赵犰看着王肺,王肺也无奈地望着赵犰:
“我们照犰先生指的路一路往上走,确实见到了一条老路。那条路许久没人走了,地上满是杂草。我们顺着路走了好一阵,也见着一座山寺,可寺里没有人啊,更没有您说的那棵树。”
王肺一边说着,一边用手比划了一个大大的圆形。
赵犰估摸着他是在比划那树原本位置的坑。
揉了揉额头,赵犰是真没想到事情竟会变成这样。
树上的祟已被周剑夜清除,那这棵树是怎么跑起来的呢?
难不成还长了腿不成?
赵犰真是百思不得其解。
昨夜入梦后,赵犰便让王肺去对应位置看一看。正好王肺那队人马刚在悬崖上架起一座临时桥,就这么一路走到了山脚下。
却没曾想,带回来的竟是这样一个结果。
赵犰定了定神。
看了看天色,又根据王肺方才的汇报,估摸出那山头离镇子其实不算太远,干脆开口道:
“我亲自去一趟。”
等到晚上再入梦,也未必能将这棵树的位置定下,倒不如趁现在,他也去那山头瞧瞧,看看是不是哪里出了岔子。
见赵犰要一同前往,王肺自然连忙点头,随即便在前方带路。
没过多长时间,王肺就领着赵犰来到了一群小伙子中间。
这些小伙子全是王肺特意挑选的年轻人,比起镇子里的居民,他们明显更显活络,个个瞧着都有股精神头。

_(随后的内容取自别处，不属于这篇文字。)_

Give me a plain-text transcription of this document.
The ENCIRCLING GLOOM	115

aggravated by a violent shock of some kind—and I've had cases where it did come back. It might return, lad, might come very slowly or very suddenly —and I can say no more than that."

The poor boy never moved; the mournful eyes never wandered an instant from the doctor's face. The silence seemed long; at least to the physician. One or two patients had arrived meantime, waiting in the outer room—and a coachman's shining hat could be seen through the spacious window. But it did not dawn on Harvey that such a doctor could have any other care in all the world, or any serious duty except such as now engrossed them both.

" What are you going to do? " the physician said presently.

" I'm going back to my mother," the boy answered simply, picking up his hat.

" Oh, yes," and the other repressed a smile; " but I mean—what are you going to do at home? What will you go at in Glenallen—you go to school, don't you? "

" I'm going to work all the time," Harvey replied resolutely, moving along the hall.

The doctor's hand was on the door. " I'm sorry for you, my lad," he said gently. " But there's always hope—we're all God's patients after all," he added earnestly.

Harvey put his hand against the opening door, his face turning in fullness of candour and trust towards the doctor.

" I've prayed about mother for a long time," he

而当这群小伙子瞧见王肺带着赵犰过来,其中几人似乎以为赵犰是王肺带来的新人,正热切地想上前称兄道弟。
王肺却一眼看穿了这几个年轻人的心思,轻咳一声:
“这位是九爷。九爷打算跟咱们一起去一趟山里。”
一听“九爷”这称呼,方才还打算上前勾肩搭背的小伙子们脸色顿时变得很是微妙。
他们面面相觑,有人畏怯,有人好奇,却都一时不知该说什么好。
直到终于有人带头说了句“九爷好”,其余人才跟着齐齐应了两声。
年轻人们的目光都落在赵犰身上。
他们大多都听说过九爷年轻,可完全没料到他竟这般年轻。
甚至比队里不少人还要小上几岁。
不过“九爷”这名头只要顶在头上,年轻人便没一个敢多言语,甚至个个挺直腰板、挺起胸膛,生怕在九爷面前丢了架势。